La felicidad y nostalgia con la que sé que nos miramos en estos momentos, corroboran esta idea, y nos hace también entender que estas sonrisas no son fruto de Facebook, WhatsApp, Tinder o Snapchat. En esta vivencia conjunta, en este acompañamiento mutuo, en este roce constante nosotros nos vemos realizándonos en ustedes como profesores, y los sentimos a ustedes realizándose en nosotros como nuestros estudiantes. Entonces recuerdo la cita, causa primera de estas palabras:  educarlos ha sido un hábito que yo construido, ha sido impreso por y para mí, entonces, en tanto el hábito está en mí, ustedes también lo están.

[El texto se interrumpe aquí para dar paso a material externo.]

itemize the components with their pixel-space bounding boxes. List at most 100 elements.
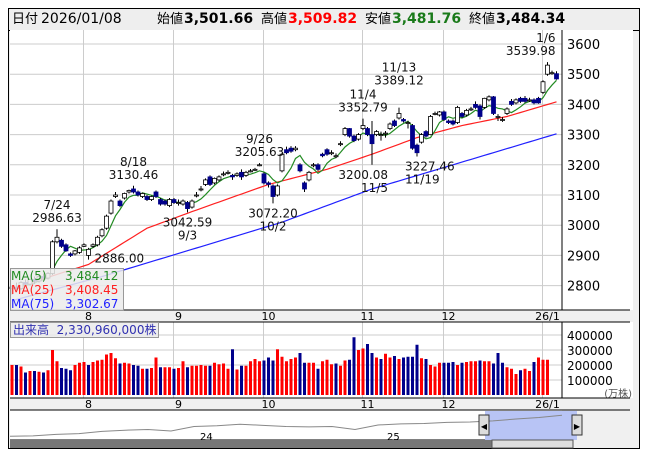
candle [428, 114, 433, 136]
candle [131, 185, 136, 194]
volume-bar [213, 362, 216, 395]
candle-body [491, 96, 496, 114]
navigator-year-label: 24 [200, 432, 213, 443]
candle-body [333, 155, 339, 158]
candle-body [428, 116, 433, 136]
low-value: 3,481.76 [392, 11, 462, 27]
candle [234, 172, 240, 177]
candle [423, 130, 429, 138]
candle [72, 249, 78, 256]
candle [437, 111, 442, 117]
volume-bar [312, 362, 315, 395]
candle-body [554, 73, 559, 80]
price-tick-label: 3500 [567, 68, 600, 83]
volume-bar [276, 349, 279, 395]
candle [464, 108, 469, 117]
volume-bar [514, 374, 518, 395]
navigator-left-handle[interactable]: ◀ [478, 414, 490, 436]
candle-body [536, 97, 541, 104]
candle [414, 143, 420, 157]
candle-body [504, 108, 510, 114]
candle [342, 127, 348, 137]
candle-body [432, 113, 438, 115]
volume-bar [496, 353, 500, 395]
volume-bar [141, 368, 144, 395]
price-annotation: 3352.79 [338, 101, 388, 115]
volume-bar [438, 362, 441, 395]
candle [248, 169, 253, 173]
scrollbar-track[interactable] [10, 440, 562, 448]
candle-body [189, 200, 195, 208]
volume-bar [64, 368, 68, 395]
price-annotation: 2886.00 [95, 252, 145, 266]
volume-bar [222, 363, 225, 395]
price-tick-label: 2900 [567, 249, 600, 264]
candle [405, 120, 411, 129]
volume-bar [352, 337, 356, 395]
month-tick-label: 10 [262, 310, 276, 323]
volume-bar [298, 353, 302, 395]
volume-bar [199, 365, 203, 395]
volume-bar [87, 365, 90, 395]
volume-bar [442, 362, 446, 395]
volume-bar [51, 350, 54, 395]
volume-bar [505, 367, 509, 395]
month-tick-label: 8 [85, 310, 92, 323]
candle-body [86, 248, 91, 256]
candle-body [527, 99, 532, 102]
volume-bar [132, 365, 135, 395]
volume-label: 出来高 [13, 323, 50, 337]
volume-bar [231, 349, 234, 395]
candle-body [144, 196, 150, 200]
candle-body [441, 111, 447, 120]
volume-bar [433, 366, 437, 395]
candle-body [315, 164, 321, 170]
candle-body [545, 64, 550, 75]
candle [455, 105, 460, 125]
candle-body [459, 113, 465, 117]
candle [302, 181, 307, 192]
candle [495, 114, 501, 122]
candle [221, 171, 226, 177]
volume-bar [136, 365, 140, 395]
volume-bar [145, 368, 149, 395]
candle [225, 170, 231, 175]
navigator-right-handle[interactable]: ▶ [571, 414, 583, 436]
volume-bar [321, 361, 324, 395]
volume-bar [172, 368, 176, 395]
candle-body [122, 193, 127, 199]
candle-body [90, 244, 96, 247]
candle [266, 181, 271, 188]
candle-body [221, 173, 226, 176]
candle [113, 191, 118, 199]
volume-bar [447, 362, 450, 395]
candle [243, 170, 249, 177]
scrollbar-thumb[interactable] [491, 439, 574, 449]
volume-bar [204, 365, 207, 395]
candle [275, 184, 280, 197]
candle [333, 153, 339, 159]
candle [122, 192, 127, 200]
candle-body [131, 188, 136, 193]
candle-body [203, 179, 208, 185]
candle [212, 177, 217, 185]
candle [549, 70, 555, 75]
candle-body [396, 113, 402, 119]
candle [288, 146, 294, 153]
candle-body [266, 182, 271, 185]
candle [482, 97, 487, 109]
volume-bar [10, 365, 14, 395]
candle-body [531, 99, 537, 104]
volume-month-tick-label: 12 [442, 398, 456, 411]
candle [531, 98, 537, 105]
candle [509, 98, 514, 106]
volume-bar [510, 368, 513, 395]
volume-month-tick-label: 26/1 [535, 398, 560, 411]
candle-body [342, 128, 348, 135]
candle [81, 243, 87, 247]
candle [378, 131, 384, 141]
price-panel [10, 30, 562, 310]
volume-bar [424, 359, 428, 395]
high-label: 高値 [261, 12, 288, 27]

. Tal vez, el mejor resumen de mi agradecimiento lo podamos encontrar en una frase que le dice Romeo a Julieta: “Mi riqueza es infinita, tan profunda como el mar, mientras más te doy, más tengo”. Como siento que hoy soy mejor gracias a ustedes, como gracias a ustedes tengo una historia con sentido que contar, mil gracias. No es poco lo que han hecho por mí. Muchas gracias porque gracias a ustedes siento mi vida ha valido la pena.

 

Muchos éxitos mis queridos amigos, porque en esta lógica, sus triunfos también serán los míos y los nuestros.